A really interesting point at about 37 minutes in, where they say that drives could end up executing code just like graphics cards do now.

That could really speed things up. You wouldn't have all the latency of doing multiple reads on the device to find a file. Normally the CPU would have interrupt raised for each return of the read but with this it could just request a file and get the return in one go.


The Netezza database appliance essentially works like this -- each disk is paired with an FPGA and a CPU core. The disk-local CPU takes care of caching directory information for the disk, decides what order to process disk pages in, and manages a disk cache with full awareness of the application. After a disk read the FPGA cuts away unwanted data before the CPU has to look at it. This has been shipping for several years.

To the extent that your problem is embarrassingly parallel and can be executed near the disk, you speed up linearly with the number of disks.

(I am currently employed by Netezza)


> A really interesting point at about 37 minutes in, where they say that drives could end up executing code

And the wheel of reincarnation starts to turn again.
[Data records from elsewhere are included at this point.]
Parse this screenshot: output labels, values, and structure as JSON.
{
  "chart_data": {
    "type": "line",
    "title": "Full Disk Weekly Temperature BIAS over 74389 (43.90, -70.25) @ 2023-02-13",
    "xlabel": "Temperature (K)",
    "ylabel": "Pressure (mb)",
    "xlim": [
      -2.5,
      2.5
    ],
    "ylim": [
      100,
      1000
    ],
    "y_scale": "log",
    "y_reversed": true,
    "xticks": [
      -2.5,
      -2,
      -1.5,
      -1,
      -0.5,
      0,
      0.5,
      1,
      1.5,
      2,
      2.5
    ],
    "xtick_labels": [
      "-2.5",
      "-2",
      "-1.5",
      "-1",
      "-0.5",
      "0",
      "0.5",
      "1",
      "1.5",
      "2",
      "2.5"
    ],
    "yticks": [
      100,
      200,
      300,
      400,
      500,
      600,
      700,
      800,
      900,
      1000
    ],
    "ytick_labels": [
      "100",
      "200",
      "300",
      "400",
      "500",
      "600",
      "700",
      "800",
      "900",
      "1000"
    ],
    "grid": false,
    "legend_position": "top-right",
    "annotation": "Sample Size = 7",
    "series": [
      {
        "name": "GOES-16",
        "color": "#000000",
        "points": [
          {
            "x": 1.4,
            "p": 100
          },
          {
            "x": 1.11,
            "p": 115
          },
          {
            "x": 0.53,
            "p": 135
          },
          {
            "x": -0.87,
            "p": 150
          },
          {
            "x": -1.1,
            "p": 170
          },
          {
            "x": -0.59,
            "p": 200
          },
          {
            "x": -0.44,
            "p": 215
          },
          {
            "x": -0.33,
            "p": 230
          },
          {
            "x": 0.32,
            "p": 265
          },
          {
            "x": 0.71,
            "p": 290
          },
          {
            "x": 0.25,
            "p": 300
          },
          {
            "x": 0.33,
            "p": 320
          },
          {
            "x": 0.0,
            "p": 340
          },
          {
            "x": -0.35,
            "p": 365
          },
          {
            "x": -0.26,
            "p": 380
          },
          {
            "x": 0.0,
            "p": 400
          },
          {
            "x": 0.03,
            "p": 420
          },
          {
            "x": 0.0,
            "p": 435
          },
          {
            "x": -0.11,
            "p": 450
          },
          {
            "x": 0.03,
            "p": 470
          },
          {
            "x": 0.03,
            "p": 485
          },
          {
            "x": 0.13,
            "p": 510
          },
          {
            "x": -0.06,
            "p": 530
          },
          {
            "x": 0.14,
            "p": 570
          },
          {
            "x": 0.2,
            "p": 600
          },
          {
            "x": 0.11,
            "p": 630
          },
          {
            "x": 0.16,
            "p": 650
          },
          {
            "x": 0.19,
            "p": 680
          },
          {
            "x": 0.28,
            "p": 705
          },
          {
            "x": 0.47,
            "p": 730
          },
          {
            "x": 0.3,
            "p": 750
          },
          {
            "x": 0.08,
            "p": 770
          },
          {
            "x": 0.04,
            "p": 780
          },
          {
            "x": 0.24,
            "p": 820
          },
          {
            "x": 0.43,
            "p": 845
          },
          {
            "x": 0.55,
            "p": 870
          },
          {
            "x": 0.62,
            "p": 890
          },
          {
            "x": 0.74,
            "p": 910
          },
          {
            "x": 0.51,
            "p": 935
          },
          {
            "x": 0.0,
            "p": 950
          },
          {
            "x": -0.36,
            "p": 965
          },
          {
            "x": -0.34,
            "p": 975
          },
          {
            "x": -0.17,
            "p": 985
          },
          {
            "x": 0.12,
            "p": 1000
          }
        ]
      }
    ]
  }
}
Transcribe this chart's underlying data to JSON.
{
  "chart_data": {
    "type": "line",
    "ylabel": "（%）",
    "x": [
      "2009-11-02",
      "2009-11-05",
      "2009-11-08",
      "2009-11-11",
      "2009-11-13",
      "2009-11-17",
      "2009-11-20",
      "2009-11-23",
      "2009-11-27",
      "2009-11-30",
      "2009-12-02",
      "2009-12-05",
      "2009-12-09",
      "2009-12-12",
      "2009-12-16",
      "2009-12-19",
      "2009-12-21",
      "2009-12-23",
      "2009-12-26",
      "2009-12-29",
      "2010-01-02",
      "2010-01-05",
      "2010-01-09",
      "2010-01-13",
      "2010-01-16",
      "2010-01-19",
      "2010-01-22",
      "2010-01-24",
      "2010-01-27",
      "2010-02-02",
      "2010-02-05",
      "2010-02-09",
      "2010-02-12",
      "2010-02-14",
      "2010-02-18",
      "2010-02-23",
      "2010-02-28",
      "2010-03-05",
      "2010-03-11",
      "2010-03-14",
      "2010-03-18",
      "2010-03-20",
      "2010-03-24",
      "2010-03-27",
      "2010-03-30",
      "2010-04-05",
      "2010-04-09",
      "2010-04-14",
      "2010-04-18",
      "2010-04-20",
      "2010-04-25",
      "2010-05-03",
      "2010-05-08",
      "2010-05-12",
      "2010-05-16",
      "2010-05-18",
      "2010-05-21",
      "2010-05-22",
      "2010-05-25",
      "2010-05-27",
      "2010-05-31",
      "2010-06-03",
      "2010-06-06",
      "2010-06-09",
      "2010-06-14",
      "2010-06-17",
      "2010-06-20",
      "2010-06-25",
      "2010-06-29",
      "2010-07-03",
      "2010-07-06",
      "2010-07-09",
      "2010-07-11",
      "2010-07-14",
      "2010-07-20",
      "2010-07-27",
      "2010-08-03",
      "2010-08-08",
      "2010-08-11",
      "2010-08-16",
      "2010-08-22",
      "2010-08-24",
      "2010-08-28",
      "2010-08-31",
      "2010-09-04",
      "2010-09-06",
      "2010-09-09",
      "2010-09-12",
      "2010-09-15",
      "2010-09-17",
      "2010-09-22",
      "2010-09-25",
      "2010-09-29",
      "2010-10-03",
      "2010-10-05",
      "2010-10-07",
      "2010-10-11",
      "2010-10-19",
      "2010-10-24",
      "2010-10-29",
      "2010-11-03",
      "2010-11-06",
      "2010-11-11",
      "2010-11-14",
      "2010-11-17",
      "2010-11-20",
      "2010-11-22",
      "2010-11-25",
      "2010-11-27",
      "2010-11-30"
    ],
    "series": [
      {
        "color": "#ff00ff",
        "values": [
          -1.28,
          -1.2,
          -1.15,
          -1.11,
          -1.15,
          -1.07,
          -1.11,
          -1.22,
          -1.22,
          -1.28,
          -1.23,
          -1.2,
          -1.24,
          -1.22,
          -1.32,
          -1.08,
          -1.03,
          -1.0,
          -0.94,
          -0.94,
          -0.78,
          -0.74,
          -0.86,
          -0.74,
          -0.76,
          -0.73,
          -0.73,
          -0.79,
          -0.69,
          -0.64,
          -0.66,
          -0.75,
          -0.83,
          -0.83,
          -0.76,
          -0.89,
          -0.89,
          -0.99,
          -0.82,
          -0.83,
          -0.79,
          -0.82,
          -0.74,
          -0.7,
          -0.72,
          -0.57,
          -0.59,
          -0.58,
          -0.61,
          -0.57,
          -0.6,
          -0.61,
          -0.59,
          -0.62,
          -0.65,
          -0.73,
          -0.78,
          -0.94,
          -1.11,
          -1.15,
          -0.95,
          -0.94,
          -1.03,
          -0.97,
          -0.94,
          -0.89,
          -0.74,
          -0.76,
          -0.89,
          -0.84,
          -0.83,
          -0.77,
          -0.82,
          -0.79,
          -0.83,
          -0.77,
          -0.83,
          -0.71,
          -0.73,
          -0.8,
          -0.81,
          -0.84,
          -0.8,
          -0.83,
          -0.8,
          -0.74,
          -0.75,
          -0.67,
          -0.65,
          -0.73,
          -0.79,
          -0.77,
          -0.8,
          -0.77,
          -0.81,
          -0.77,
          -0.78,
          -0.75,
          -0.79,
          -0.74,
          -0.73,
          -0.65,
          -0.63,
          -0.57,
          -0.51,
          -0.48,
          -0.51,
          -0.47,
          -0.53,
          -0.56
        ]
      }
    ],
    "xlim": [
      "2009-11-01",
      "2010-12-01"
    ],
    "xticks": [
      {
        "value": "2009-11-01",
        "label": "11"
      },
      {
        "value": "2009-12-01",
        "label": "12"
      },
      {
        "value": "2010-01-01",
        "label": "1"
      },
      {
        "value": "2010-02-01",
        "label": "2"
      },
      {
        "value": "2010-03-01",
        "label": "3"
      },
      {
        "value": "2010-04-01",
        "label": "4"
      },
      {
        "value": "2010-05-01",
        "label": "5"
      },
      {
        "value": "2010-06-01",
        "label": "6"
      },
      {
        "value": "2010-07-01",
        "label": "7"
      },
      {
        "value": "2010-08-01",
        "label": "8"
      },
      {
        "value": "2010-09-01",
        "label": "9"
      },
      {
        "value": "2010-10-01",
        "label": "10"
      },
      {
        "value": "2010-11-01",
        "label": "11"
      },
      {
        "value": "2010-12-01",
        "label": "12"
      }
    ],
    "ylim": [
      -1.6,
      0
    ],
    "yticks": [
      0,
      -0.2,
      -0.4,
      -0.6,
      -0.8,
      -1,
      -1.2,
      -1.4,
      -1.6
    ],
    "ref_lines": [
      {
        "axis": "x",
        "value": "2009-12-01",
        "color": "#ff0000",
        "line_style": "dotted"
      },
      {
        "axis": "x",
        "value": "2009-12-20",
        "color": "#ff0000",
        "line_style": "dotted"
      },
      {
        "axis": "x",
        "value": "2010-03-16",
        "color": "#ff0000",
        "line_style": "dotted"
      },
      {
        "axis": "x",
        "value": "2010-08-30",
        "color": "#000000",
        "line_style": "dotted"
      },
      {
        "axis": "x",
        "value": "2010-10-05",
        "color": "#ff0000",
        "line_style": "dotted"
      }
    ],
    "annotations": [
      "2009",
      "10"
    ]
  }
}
Some/most IBM "channel controllers" (read disk controllers) were fairly programmable. At some points in time and with some configurations, it was faster to run things on them than in the mainframe. In other cases, it was faster to run "everything" on the mainframe.

Some folks made a fairly good living moving parts of applications to and from channel controllers.


Indeed; we're told they're flaky in part because the have as much firmware as a modern OS has kernel code, there's no reason why they can't eventually allow for this sort of thing.

Even given how social and political doing that right would be, this could happen before the day SSDs displace magnetic media (a day we can not as yet really foresee).



They're both pretty old I think, around 2001? Neither seem particularly relevant to today's SSDs.


I would have loved a little more detail on what kind of performance they already achieved and what kind of performance they think they can achieve.


This was pretty interesting, I must say. It is nice that they got into the nitty gritty technical details.


this video works on iPad :-) I was kind of amazed actually.. oh and good stuff Slava and Michael!


Yeah, blip.tv is a really nice service. There are also download links for offline consumption. That's great for those of us who don't like Flash but are using a browser that lacks H.264 support.

RethinkDB:s blog only links to the YouTube version of this presentation, so thanks mace for providing this alternative link.